3.2. HTM erkent dat [eiser] ten gevolge van het ongeval gedurende een beperkte periode last heeft gehad van zijn knie en van zijn schouder, waarvoor een redelijke vergoeding op zijn plaats is. HTM betwist echter dat vast is komen te staan dat er een causaal verband bestaat tussen het tramongeval en de daarna opgetreden psychische klachten, waarvoor [eiser] nog steeds in behandeling is. HTM heeft - naast het vermelde in haar brief van 30 mei 2011, zie onder 1.12 - [eiser] naar eigen zeggen meermaals verzocht de patiëntenkaart van de huisarts aan haar over te leggen om de medische voorgeschiedenis van [eiser] beter te kunnen beoordelen, maar aan dat verzoek is niet voldaan, aldus HTM.
3.3. Naar onweersproken vaststaat heeft HTM aan voorschot schadevergoeding inmiddels een bedrag van € 2.500,-- aan [eiser] voldaan. In geschil is de vraag of HTM gehouden is bovenop het reeds betaalde bedrag een nader voorschot aan [eiser] te betalen.

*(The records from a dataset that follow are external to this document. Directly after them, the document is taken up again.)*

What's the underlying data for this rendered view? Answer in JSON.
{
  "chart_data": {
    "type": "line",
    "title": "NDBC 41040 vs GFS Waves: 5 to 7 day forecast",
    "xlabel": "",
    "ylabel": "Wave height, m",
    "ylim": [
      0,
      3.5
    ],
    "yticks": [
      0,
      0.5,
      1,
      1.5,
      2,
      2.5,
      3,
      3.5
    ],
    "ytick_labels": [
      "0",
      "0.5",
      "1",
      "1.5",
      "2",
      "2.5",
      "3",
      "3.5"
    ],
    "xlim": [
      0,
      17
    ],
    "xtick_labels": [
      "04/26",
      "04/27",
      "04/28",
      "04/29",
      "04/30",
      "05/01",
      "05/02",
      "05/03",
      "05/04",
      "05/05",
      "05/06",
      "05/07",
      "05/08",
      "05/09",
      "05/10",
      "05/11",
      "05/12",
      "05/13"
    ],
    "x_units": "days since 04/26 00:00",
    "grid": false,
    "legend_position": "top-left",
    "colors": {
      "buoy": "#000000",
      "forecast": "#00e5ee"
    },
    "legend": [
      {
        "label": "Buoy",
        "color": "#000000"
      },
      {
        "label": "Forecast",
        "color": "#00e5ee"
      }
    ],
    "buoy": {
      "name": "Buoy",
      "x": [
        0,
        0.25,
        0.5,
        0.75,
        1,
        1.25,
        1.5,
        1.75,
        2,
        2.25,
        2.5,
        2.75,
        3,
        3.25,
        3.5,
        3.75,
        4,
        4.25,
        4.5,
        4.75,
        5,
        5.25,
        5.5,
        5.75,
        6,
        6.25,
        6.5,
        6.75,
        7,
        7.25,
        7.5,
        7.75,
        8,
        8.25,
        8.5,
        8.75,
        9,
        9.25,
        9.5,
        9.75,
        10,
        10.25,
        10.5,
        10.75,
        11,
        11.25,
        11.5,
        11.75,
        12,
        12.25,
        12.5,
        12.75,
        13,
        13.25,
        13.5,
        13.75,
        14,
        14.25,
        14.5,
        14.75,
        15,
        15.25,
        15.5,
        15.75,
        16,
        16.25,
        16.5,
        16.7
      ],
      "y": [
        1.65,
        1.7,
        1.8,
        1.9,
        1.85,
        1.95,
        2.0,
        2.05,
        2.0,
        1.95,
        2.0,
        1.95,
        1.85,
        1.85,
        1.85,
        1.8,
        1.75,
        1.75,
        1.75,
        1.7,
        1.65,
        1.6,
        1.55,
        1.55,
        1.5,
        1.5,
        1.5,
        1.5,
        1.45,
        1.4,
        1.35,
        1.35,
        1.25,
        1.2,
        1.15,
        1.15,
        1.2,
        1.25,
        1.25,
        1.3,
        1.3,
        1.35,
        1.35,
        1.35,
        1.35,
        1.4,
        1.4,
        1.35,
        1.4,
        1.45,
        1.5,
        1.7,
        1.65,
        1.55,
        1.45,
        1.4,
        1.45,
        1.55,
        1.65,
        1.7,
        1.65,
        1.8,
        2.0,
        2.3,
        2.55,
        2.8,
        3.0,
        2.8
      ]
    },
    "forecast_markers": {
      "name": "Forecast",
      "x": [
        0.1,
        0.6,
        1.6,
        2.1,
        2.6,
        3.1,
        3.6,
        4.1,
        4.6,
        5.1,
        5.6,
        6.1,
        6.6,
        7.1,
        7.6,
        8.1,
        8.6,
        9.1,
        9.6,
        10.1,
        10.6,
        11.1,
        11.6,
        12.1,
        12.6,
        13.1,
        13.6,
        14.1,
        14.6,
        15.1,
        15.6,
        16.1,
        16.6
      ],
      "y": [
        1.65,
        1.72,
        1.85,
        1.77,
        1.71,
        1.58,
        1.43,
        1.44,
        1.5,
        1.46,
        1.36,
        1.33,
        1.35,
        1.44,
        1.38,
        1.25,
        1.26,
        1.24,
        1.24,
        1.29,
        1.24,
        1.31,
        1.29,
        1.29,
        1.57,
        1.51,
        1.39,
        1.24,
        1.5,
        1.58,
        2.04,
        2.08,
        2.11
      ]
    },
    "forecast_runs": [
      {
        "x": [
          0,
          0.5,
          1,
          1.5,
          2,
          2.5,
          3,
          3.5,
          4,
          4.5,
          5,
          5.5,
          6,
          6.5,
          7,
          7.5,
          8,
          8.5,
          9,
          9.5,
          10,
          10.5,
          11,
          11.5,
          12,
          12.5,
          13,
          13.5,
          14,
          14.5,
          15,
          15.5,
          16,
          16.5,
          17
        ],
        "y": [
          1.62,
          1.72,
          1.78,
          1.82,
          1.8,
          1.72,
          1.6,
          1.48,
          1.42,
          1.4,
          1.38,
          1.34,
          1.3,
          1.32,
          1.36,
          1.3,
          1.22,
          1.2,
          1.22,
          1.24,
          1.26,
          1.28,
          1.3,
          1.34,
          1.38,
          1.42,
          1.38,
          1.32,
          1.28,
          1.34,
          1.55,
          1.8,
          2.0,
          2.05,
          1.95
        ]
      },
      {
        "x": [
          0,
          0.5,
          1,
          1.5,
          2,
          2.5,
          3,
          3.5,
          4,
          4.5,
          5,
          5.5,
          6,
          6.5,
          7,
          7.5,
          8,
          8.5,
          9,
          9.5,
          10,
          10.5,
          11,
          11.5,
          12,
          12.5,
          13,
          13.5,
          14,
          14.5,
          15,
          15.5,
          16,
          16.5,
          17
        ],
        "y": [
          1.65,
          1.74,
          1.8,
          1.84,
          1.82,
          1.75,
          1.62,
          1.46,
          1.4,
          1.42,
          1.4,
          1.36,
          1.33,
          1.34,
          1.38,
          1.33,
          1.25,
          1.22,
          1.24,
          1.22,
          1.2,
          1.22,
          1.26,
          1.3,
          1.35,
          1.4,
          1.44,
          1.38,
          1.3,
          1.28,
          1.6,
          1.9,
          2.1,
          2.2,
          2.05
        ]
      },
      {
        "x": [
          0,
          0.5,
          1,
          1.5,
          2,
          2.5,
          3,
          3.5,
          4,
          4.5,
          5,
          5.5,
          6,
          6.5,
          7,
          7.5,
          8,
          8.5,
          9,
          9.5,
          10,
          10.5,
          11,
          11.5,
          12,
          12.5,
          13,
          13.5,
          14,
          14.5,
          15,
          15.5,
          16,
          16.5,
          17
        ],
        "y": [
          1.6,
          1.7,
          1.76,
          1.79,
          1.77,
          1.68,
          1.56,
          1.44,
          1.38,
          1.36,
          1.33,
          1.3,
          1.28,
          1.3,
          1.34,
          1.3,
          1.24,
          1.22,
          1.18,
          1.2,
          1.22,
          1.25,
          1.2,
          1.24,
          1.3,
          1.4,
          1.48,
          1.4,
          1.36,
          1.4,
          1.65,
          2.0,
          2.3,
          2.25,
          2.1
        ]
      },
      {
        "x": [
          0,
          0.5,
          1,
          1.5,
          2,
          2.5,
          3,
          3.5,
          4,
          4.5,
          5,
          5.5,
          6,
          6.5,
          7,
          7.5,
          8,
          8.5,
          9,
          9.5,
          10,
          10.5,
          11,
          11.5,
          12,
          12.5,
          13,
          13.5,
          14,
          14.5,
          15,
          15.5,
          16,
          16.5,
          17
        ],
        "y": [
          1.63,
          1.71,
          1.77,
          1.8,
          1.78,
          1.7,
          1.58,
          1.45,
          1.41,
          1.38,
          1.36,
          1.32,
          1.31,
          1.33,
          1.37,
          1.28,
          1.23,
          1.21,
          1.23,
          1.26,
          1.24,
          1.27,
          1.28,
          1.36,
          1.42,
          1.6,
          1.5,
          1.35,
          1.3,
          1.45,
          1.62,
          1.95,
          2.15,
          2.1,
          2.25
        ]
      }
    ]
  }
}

3.4. Nog daargelaten dat [eiser] het door hem gevorderde bedrag niet of onvoldoende heeft gespecificeerd, is de voorzieningenrechter van oordeel dat niet aannemelijk is geworden dat de beperkingen die [eiser] thans nog ondervindt het gevolg zijn van het ongeval dat [eiser] is overkomen op 29 januari 2010. Anders dan [eiser] aanvoert kan dat niet worden afgeleid uit het door hem in het geding gebrachte advies van Salude Deskundige Dienst, bedoeld onder 1.10. Dit kan evenmin worden afgeleid uit de brief van [instelling] van 8 maart 2011, bedoeld onder 1.9. In die brief wordt weliswaar vermeld dat het tramongeluk de aanleiding is geweest voor een posttraumatische stressstoornis en een obsessieve compulsieve stoornis, maar zonder nader onderzoek naar de medische voorgeschiedenis van [eiser] kan daarvan thans niet worden uitgegaan. Uit de brief van neuroloog dr. [neuroloog], bedoeld onder 1.4, volgt immers dat de behandelend huisarts van [eiser] aan deze neuroloog heeft meegedeeld dat er ook vóór het ongeval klachten bestonden en nachtmerries in het verleden ook al aan de orde zijn geweest. De neuroloog heeft zijn twijfels bij de vraag of er sprake is van een posttraumatische stressstoornis. Naar aanleiding daarvan heeft de medisch adviseur van HTM om nadere medische gegevens verzocht. Het had op de weg van [eiser] gelegen deze betreffende informatie aan HTM te verstrekken, hetgeen hij ondanks verzoeken daartoe van HTM, zoals in de onder 1.12 bedoelde brief van 30 mei 2011, tot nu toe heeft nagelaten. Onder deze omstandigheden valt niet in te zien waarom [eiser] thans recht zou hebben op een nader voorschot.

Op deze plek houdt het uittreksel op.